Zur aktuellen Situation
Liebe Nulldreier,
wir wollen eine Gruppe sein, die mit ihrem Support im Stadion und ihren Choregraphien auf sich aufmerksam macht und nicht mit Stellungnahmen. Daher haben wir es bisher vorgezogen, den persönlichen Weg zu gehen, um den Konflikt, der uns aufgezwungen wird, zu lösen. In dieser besonderen Situation für unsere Fanszene erachten wir es allerdings als nötig, uns auf diesem Weg zu äußern.
Mit ständig wechselnden Gründen und ohne ernsthafte, vorherige Versuche, über klärende Gespräche die Situation ohne weitere Eskalationsschritte zu klären, wurde durch das Filmstadtinferno versucht, uns aus der Nordkurve zu verdrängen.
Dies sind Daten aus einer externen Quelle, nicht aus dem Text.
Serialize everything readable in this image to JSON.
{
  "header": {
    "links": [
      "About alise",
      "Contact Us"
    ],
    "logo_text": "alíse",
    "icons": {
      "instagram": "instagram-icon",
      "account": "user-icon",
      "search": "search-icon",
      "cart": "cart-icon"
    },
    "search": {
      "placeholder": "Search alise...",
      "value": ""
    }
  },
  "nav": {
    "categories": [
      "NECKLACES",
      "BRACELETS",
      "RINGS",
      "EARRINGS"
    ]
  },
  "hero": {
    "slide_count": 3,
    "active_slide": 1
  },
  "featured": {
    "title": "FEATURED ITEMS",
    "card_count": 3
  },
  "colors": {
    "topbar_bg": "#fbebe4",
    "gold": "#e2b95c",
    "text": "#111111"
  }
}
Wir haben von vornherein gesagt, dass wir nicht dort bleiben werden, wo wir nicht erwünscht sind. Dazu bedürfte es jedoch eines Votums aller regelmäßigen Kurvengänger. Wir haben registriert, dass einige, teils seit langer Zeit inaktive Gruppen unseren Rauswurf unterstützten. Gleichzeitig erfuhren wir jedoch Solidarität von Fanclubs und unorganisierten Personen. Weitere Fanclubs entschieden sich, den Rauswurf nicht aktiv zu unterstützen. Damit ist für uns weiterhin klar, dass wir uns nicht Drohungen oder dem Faustrecht beugen werden.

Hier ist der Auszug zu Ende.